Do início, em que se espelhava apenas na popularidade e persona de seu protagonista – se valendo até do primeiro nome deste para o espécime fictício – Two and A Half Men reúne em si dois seriados distintos, um antes e outro depois da briga entre Charlie Sheen e o criador do programa Chuck Lorre. A despeito de escândalos posteriores, como os envolvendo August T. Jones, nenhum evento dentro ou fora da ficção poderia ser mais acachapante e preponderante para a qualidade da série.
Na primeira temporada, Charlie Harper é mostrado como um sujeito narcisista, de vida fácil, que mora em uma bela casa de praia em Malibu, colhendo os louros de sua portentosa carreira como compositor de jingles publicitários. Seu talento para música só não é maior que sua desfaçatez, que o impede de exercer seus dotes em qualquer evento que não lhe renda uma bela quantia em dinheiro. O modo bom vivant de existir faz com que ele seja um sujeito acomodado, conformado com o próprio modus operandi, só capaz de mudar após um evento tremendamente improvável de acontecer.
Um dia, seu irmão Alan (Jon Cryer) bate à sua porta, desabrigado após um casamento fracassado. Sua personalidade é completamente diferente da de seu irmão, uma vez que este é um completo repelente para pessoas do sexo oposto. A abordagem de Alan com as mulheres envolve basicamente o sexo por pena e relações curtas; as mais longas, terminando quase sempre em um ódio mortal, já que ele suga toda a essência delas. Alan carrega consigo seu filho Jake (Jones), que durante o programa vai crescendo, passando de uma figura adorável e carismática – ao menos para sensibilizar o frio coração de seu tio – para um adolescente em via de se tornar um homem.

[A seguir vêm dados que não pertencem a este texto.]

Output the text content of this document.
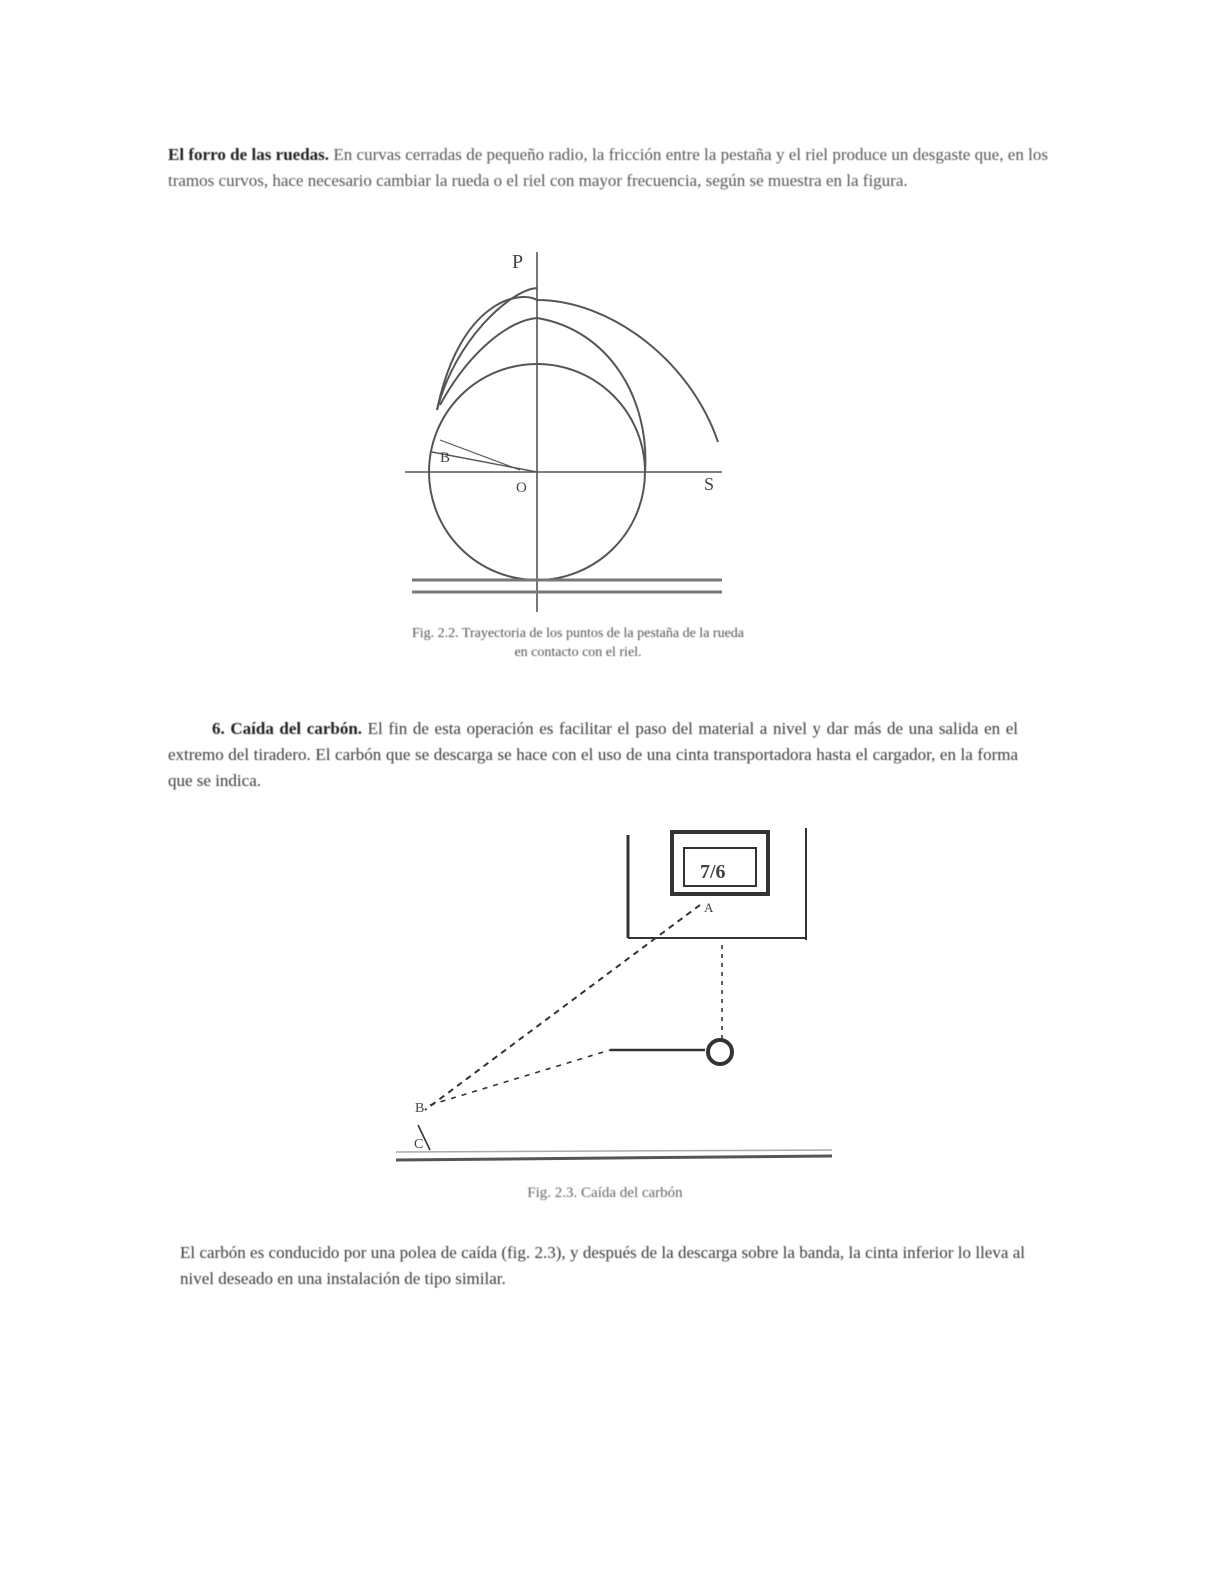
El forro de las ruedas. En curvas cerradas de pequeño radio, la fricción entre la pestaña y el riel produce un desgaste que, en los tramos curvos, hace necesario cambiar la rueda o el riel con mayor frecuencia, según se muestra en la figura.
P
B
O	S
7/6
A
B
C
Fig. 2.2. Trayectoria de los puntos de la pestaña de la rueda en contacto con el riel.
6. Caída del carbón. El fin de esta operación es facilitar el paso del material a nivel y dar más de una salida en el extremo del tiradero. El carbón que se descarga se hace con el uso de una cinta transportadora hasta el cargador, en la forma que se indica.
Fig. 2.3. Caída del carbón
El carbón es conducido por una polea de caída (fig. 2.3), y después de la descarga sobre la banda, la cinta inferior lo lleva al nivel deseado en una instalación de tipo similar.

A diferença entre ambos, especialmente em relação ao sexo, muito é justificada pela presença opressora da mãe, Evelyn, vivida por Holland Taylor, uma mulher dominadora, que exerce sobre os filhos uma terrível influência, resumindo os comportamentos dos filhos aos de uma dupla de infantes. Outros personagens importantes os orbitam, como a stalker Rose (Melanie Lynskey), uma louca e irresistível ex-amante de Charlie, que sempre entra pela sacada da cobertura. Outro personagem periférico importante é Berta, vivida pela veterana Conchata Ferrell, que só não teve mais participações no seriado que Cryer e Jones.
Entre momentos poucos e muitos inspirados, os irmãos trocam farpas, acusações e até parceiras sexuais. Especialmente Alan, que se mete em muitos apuros: após o primeiro divórcio, ele se casa de novo com Kandi (April Bowlby), uma moça mais jovem e atraente, que acaba dispensando-o. Os apuros pioram quando, em uma recaída, transa com Judith (Marin Hinkle), para logo depois engravidá-la, deixando a dúvida de que ele seria o pai.
No decorrer da sexta temporada, um amigo de Charlie, interpretado por Emilio Estevez falece, fazendo o protagonista imaginar como seria o seu próprio funeral após uma vida repleta de bebedeira e muito sexo. Em sua elucubração imaginativa, ele vê cada uma das mulheres com quem ficou cuspindo em seu caixão, reflexo das muitas rejeições provocadas pelo personagem após noites de prazer. O desespero faz com que ele se aproxime de seus parentes, mas isso logo passa, mostrando que sua motivação tem muito a ver com o medo de morrer e perder todas as regalias que sempre teve; qualquer reflexão além disso foge de sua rotina.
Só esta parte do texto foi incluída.